Purpose: ParAlg (Paraphasia Algorithms) is a software that automatically categorizes a person with aphasia’s naming error (paraphasia) in relation to its intended target on a picture-naming test. These classifications (based on lexicality as well as semantic, phonological, and morphological similarity to the target) are important for characterizing an individual’s word-finding deficits or anomia. In this study, we applied a modern language model called BERT (Bidirectional Encoder Representations from Transformers) as a semantic classifier and evaluated its performance against ParAlg’s original word2vec model.

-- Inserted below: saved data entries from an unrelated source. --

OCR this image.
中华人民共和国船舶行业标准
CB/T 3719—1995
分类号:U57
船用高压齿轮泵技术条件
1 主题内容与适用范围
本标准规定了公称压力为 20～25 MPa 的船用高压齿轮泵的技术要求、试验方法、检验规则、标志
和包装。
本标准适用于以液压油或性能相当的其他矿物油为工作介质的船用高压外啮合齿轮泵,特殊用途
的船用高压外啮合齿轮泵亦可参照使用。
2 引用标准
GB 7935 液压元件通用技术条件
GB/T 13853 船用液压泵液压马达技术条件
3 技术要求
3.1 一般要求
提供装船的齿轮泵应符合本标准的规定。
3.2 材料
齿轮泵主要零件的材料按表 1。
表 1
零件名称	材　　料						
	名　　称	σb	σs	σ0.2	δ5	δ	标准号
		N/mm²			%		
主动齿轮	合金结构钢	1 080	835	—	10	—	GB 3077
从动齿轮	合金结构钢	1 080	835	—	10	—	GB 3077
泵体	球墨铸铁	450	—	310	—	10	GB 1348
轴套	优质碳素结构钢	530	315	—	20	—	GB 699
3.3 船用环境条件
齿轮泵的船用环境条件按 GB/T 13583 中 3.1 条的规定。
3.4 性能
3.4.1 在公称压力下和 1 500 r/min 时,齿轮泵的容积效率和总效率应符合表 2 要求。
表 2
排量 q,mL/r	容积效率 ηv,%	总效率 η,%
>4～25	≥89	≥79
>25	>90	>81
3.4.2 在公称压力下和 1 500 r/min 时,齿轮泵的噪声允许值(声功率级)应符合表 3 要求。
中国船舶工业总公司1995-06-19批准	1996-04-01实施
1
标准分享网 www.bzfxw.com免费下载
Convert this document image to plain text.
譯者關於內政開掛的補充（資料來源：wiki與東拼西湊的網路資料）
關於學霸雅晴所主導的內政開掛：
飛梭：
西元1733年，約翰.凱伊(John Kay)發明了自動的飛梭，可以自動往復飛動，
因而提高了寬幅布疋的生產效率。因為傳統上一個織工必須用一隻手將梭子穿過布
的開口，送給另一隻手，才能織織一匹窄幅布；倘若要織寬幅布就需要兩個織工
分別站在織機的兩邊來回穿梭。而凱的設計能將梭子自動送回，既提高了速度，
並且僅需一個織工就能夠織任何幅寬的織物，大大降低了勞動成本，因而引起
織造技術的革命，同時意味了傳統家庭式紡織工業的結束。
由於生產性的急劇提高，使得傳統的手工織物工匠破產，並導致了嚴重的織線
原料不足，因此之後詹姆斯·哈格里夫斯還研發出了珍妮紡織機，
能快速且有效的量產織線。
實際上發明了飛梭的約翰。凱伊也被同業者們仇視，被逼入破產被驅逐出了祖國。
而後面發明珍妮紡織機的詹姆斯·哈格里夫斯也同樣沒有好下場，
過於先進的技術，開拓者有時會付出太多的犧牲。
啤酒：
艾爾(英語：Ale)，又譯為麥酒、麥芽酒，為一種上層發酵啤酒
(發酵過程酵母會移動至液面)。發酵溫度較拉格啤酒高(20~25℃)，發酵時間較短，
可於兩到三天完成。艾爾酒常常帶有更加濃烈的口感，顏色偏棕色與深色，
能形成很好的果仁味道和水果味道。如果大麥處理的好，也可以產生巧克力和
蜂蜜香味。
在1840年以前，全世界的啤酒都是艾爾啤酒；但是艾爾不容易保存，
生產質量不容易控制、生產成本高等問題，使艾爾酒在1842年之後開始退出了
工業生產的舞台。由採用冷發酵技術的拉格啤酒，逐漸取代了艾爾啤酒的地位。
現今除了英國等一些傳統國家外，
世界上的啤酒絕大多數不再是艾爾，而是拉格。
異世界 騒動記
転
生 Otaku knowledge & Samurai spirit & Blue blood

Method: We used a set of 11,999 paraphasias produced during the Philadelphia Naming Test. We trained ParAlg with word2vec or BERT and compared their performance to humans. Finally, we evaluated BERT’s performance in terms of word-sense selection and conducted an item-level discrepancy analysis to identify which aspects of semantic similarity are most challenging to classify.
Results: Compared with word2vec, BERT qualitatively reduced word-sense issues and quantitatively reduced semantic classification errors by almost half. A large percentage of errors were attributable to semantic ambiguity. Of the possible semantic similarity subtypes, responses that were associated with or category coordinates of the intended target were most likely to be misclassified by both models and humans alike.
Conclusions: BERT outperforms word2vec as a semantic classifier, partially due to its superior handling of polysemy. This work is an important step for further establishing ParAlg as an accurate assessment tool.